Когда Решков показал свой билет, кондуктор грубо бросил:
— Тут, брат, такой курорт, что…
Вернувшись в свое купе, Решков около часа сидел у окна.
«Тут, брат, такой курорт», навязчиво шевелились кондукторские слова. Решкову хотелось забыть их, но торопливое вздрагивание вагона мешало, к тому же и идущий откуда-то снизу стук колес тоже, казалось, повторял: «Тут, брат, такой курорт…»
Потом колеса сбились с такта, заверещали и поезд остановился.
— Омск, — с каким-то недоумением сказал Решков, выходя из вагона. А когда попал на привокзальную площадь, увидел ее обычно-знакомой, спросил: «Зачем?» Вместо ответа мелькнула мысль, что и Омск, и Иртыш, что всё это — в последний раз.
Через некоторое время он уже был на пристани. Хотя небольшой рейсовый пароход отходил лишь через час, Решков почему-то заторопился. Он получил место в каюте, но в ней не остался. Он поднялся на палубу, прошел в носовую часть и сел. Место оказалось очень неудачное, на сквозняке, но Решков на это не обратил внимания.
Когда пароходик отчалил от пристани и двинулся вниз по течению, к северу, Иртыш сразу помрачнел. Может быть потому, что тучи заволокли небо, а может быть и потому, что здесь начинался край концентрационных лагерей.
Думал ли об этом Решков? Трудно сказать. Иногда он оглядывался по сторонам, но до того безучастно, что, казалось, ничего не замечал. Он как будто не обращал внимания на то, что трюмы битком набиты людьми, которых везут куда-то далеко, за Полярный круг. По сравнению с крепкими, мордастыми и грубыми конвоирами, они выглядели беспомощными и очень покорными, как будто бы примирившимися со своей судьбой.
На одной из маленьких пристаней Решков сошел с парохода и часа через полтора был в большом сибирском селе.
Примерно полдня он провел в громадном здании, расположенном в центре села.

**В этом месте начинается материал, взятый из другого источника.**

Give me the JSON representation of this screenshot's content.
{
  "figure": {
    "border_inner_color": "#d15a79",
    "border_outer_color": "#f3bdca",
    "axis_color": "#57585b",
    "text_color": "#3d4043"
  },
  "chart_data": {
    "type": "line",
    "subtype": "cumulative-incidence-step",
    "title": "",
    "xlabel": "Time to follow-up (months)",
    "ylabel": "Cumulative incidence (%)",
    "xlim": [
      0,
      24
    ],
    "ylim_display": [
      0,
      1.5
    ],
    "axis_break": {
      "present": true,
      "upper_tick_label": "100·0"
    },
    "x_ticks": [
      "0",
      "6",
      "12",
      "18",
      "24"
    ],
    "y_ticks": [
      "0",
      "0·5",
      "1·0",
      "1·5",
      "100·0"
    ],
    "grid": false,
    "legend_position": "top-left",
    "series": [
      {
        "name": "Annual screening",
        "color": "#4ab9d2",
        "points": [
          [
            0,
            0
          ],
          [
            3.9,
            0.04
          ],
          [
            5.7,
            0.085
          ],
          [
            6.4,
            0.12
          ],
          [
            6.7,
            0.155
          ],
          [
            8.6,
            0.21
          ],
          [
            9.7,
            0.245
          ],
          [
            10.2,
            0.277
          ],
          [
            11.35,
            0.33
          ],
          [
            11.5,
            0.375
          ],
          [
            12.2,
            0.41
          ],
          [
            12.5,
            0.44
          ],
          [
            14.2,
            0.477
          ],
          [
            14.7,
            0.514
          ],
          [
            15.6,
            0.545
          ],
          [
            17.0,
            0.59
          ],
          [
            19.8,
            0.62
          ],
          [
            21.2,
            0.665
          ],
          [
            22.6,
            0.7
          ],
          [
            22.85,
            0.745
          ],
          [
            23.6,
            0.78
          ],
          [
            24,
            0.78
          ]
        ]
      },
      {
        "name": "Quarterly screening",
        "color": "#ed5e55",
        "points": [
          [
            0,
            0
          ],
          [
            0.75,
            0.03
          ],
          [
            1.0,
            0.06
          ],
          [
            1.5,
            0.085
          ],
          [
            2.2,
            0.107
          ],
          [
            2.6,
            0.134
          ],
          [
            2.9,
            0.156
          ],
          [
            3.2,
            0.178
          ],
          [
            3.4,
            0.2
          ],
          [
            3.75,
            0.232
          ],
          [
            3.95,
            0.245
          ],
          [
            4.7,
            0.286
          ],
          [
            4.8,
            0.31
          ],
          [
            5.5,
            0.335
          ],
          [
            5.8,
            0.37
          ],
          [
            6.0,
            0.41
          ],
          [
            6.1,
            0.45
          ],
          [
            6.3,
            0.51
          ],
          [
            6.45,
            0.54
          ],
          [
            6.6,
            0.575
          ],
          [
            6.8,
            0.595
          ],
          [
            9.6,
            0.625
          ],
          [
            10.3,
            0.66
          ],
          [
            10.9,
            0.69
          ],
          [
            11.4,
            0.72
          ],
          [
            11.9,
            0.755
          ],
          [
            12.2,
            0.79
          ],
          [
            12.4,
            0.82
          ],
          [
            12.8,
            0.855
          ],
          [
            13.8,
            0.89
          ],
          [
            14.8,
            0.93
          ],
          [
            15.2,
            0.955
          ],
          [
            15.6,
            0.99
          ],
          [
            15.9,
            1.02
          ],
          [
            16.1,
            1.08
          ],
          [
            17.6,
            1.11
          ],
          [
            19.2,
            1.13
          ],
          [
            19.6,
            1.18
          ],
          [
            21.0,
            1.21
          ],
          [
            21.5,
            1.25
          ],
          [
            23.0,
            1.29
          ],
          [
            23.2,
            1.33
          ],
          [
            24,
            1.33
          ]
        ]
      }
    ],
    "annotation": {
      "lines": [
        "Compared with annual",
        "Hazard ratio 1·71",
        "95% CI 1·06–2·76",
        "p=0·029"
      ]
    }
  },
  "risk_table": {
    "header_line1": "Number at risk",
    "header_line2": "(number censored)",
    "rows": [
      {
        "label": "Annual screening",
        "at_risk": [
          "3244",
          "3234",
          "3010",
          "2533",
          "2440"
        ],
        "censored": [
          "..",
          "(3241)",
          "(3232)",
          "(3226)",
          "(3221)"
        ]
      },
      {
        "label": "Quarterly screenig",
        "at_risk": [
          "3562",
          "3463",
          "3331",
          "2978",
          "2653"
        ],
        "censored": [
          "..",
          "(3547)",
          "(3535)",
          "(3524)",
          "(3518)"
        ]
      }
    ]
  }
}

В здании было всё: и милиция, и партийный комитет, и отделение госбезопасности, всё — имеющее прямое отношение к управлению лагерями.
Встретившись с нужным начальством, что-то записав, кому-то сделав замечания, Решков направился к школе.
Чем ближе она становилась, тем нерешительнее шагал Решков.
«А может быть и не нужно? — наконец спросил он себя. — Может быть, лучше вернуться, потребовать катер, отправиться в Омск, дождаться поезда и…»
Но тут он вспомнил, что послал письмо сюда, в эту школу, о том… и он как бы перечитал вновь это письмо, написанное учительнице Ирине Мовицкой. В письме была просьба еще раз встретиться, теперь уже действительно в последний раз, для последнего разговора. Он просил об этом. Он указал день: 20 июня.
Сегодня и было 20 июня.
Решков вошел в школу. Убиравшая коридор сторожиха спросила:
— Вы к учителке? — и добавила: — Вон туда. Идите за мной.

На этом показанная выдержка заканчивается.